In this seminar, your goal will be to identify a potential negative impact of technology, empirically study and quantify it, and devise ways to mitigate the effects. You could propose your own project or collaborate with CITP fellows or graduate researchers. Existing projects where you could collaborate include the Web Transparency and Accountability project that aims to uncover how we are tracked online, and a project that studies how machine learning systems assimilate human biases such as racial prejudices and gender stereotypes.

Projects will be eligible for the Technology and Society certificate. Your work should have a core empirical component, as opposed to a purely qualitative study of the effect of technology on society.

 

CS IW 08   Practical Solutions to Intractable Problems – 12 Students

Seminar Leader - Zachary Kincaid

Seminar Day/Time -  Monday,  3 PM - 4:30 PM - CS301

Description:
In theoretical computer science, a problem is typically considered to be tractable if it can be solved by a polynomial time algorithm. There are many natural problems for which no such algorithm exists: finding a 
satisfying assignment to a boolean formula, finding a winning strategy  for a game of checkers, finding an input that makes a program crash,  etc. While theory dictates that all algorithms for such problems must 
have poor worst case behavior, it is often possible to avoid the worst case in practice.  For example, despite the fact that boolean satisfiability is NP-complete, modern SAT solvers can scale to millions of variables and clauses for the kinds of formulas that arise in typical applications, such as verification, synthesis, and planning.

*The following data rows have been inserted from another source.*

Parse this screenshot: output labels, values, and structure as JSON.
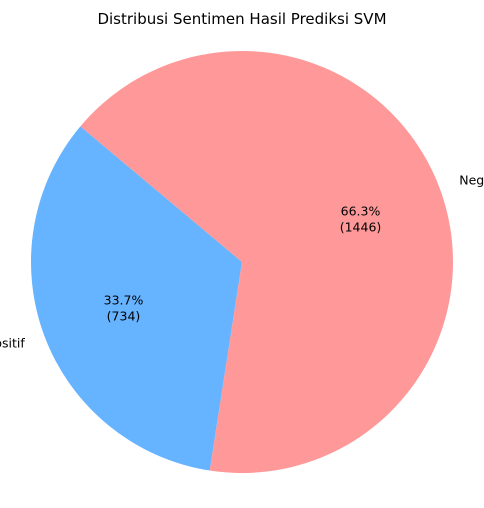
{
  "chart_data": {
    "type": "pie",
    "title": "Distribusi Sentimen Hasil Prediksi SVM",
    "slices": [
      {
        "label": "Positif",
        "value": 734,
        "percent_label": "33.7%",
        "count_label": "(734)",
        "color": "#66b3ff"
      },
      {
        "label": "Negatif",
        "value": 1446,
        "percent_label": "66.3%",
        "count_label": "(1446)",
        "color": "#ff9999"
      }
    ],
    "start_angle_deg": 140,
    "direction": "counterclockwise",
    "legend": "none"
  }
}
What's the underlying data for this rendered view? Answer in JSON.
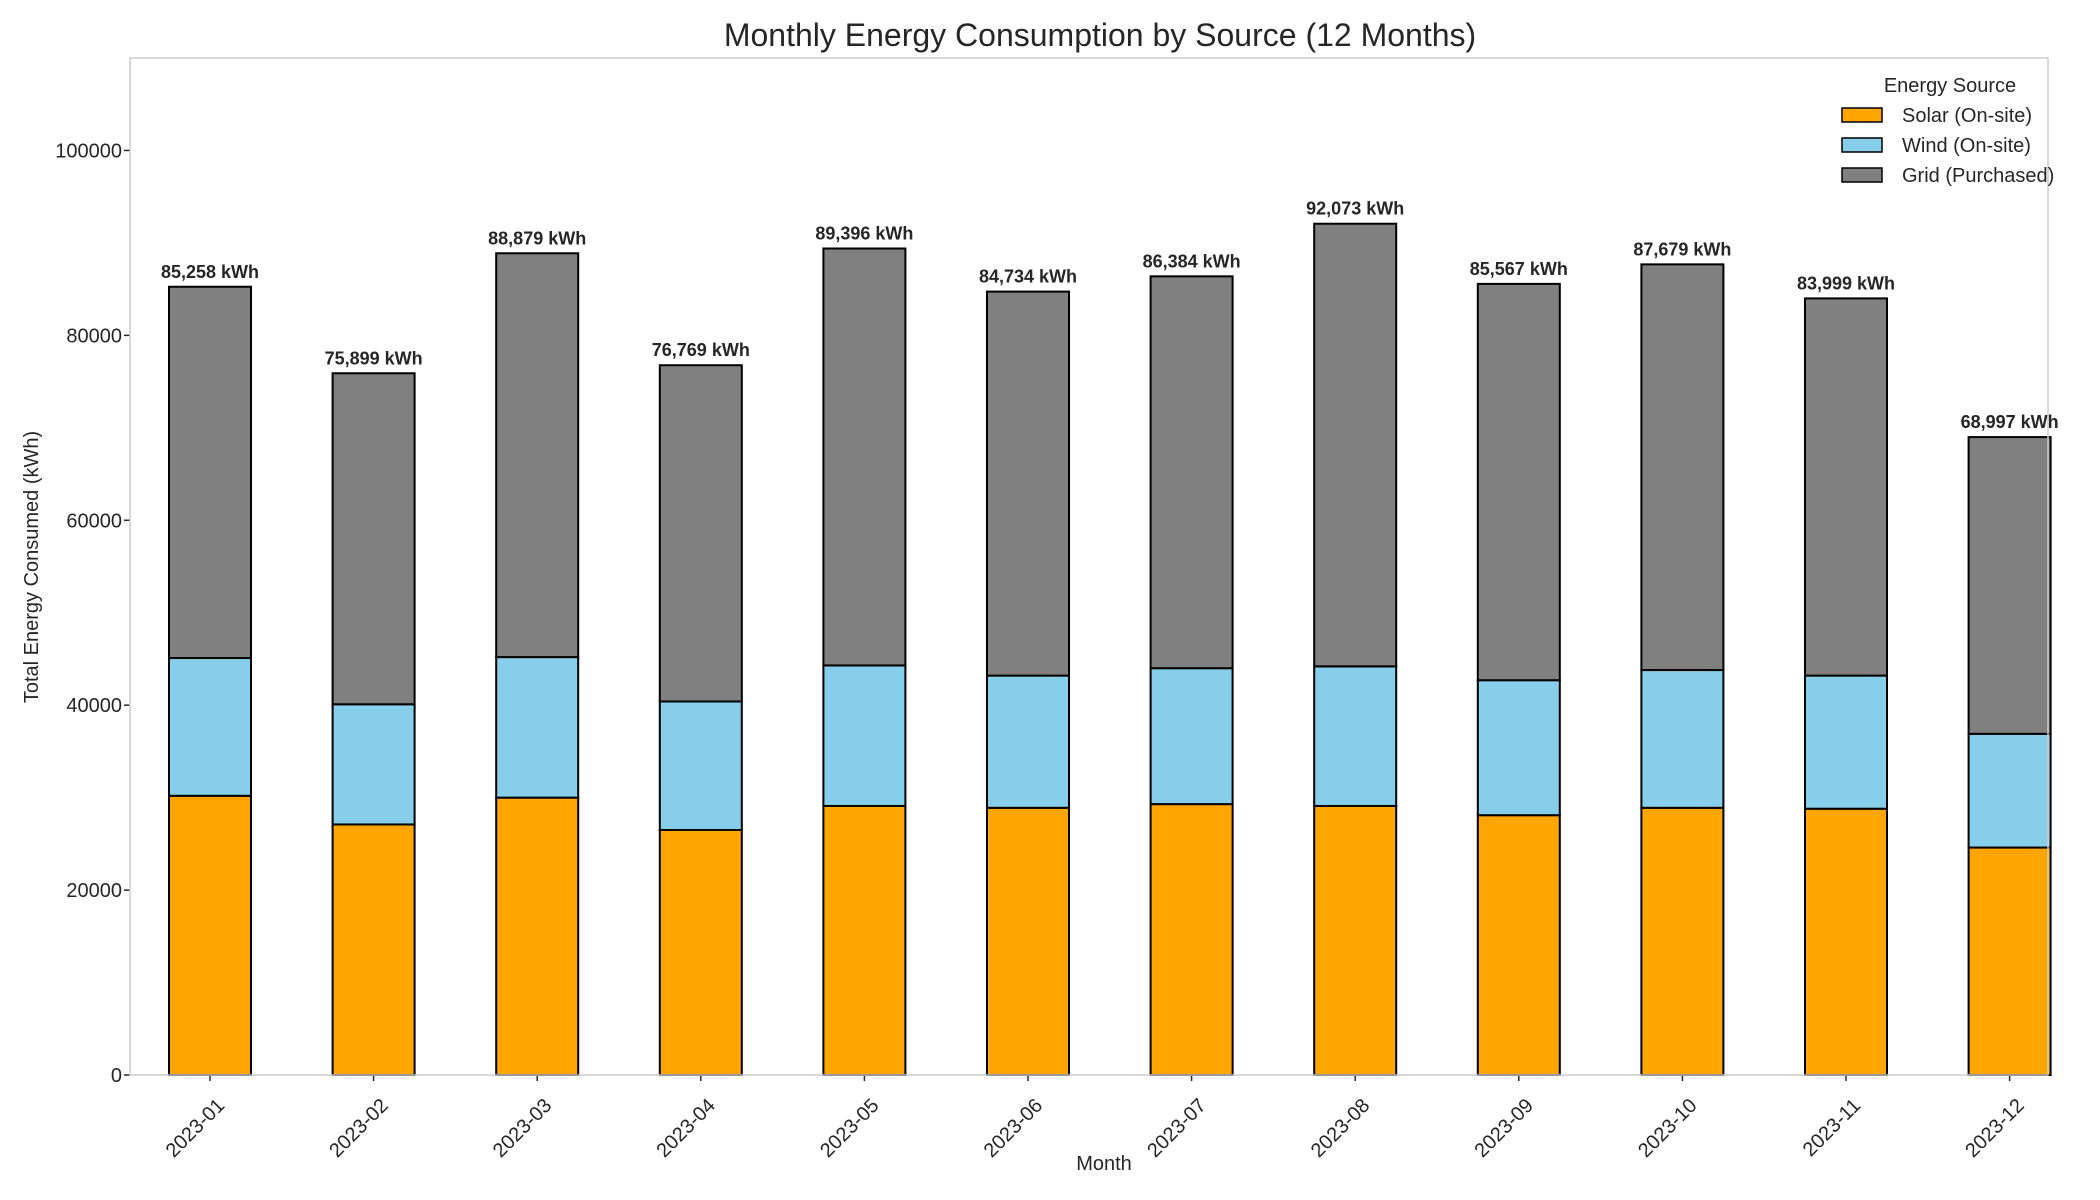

In this seminar, students will engage in research on how intractable problems are solved in practice.  A typical project is to choose a problem of interest and design, implement, and experimentally evaluate a 
technique for solving that problem.  The technique could involve exploiting existing tools (suchas SAT solvers, theorem provers, or integer programing solvers) or designing a new algorithm (perhaps based 
on the principles of heuristic search, relaxation, or approximation).

 

CS IW 09    These Aren’t The Drones You Are Looking For: Mitigating the Privacy and Security Implications of Drones – 12 Students

Seminar Leader -  Marshini Chetty 

Seminar Day/Time – Tuesday, 9:30 AM – 10:50 AM - CS301

Description:
Drones are fast being hailed for a variety of everyday purposes such as delivering packages, taking video footage in hard to reach places and helping catch criminals. Yet as drones become ubiquitous in society, we need to consider the privacy and security implications of these unmanned aerial vehicles that are capable of remote flight, video recording, and carrying a payload. In this seminar, you will learn about what a drone is, what the major privacy and security implications are of drones, and what current regulations and policies exist that govern the use of drones.
 

 Projects will focus on creating apps or systems that help to mitigate privacy and security issues of drones from the perspective of three stakeholders: 1) Drone operators (someone who controls a drone); 2) Drone bystanders (someone who encounters a drone in their day to day activities); and 3) Drone regulators (someone who needs to create policies to regulate the use and operation of drones). All projects will follow user-centered design techniques and principles because this topic will be examined from the perspective of usable security and human-computer interaction.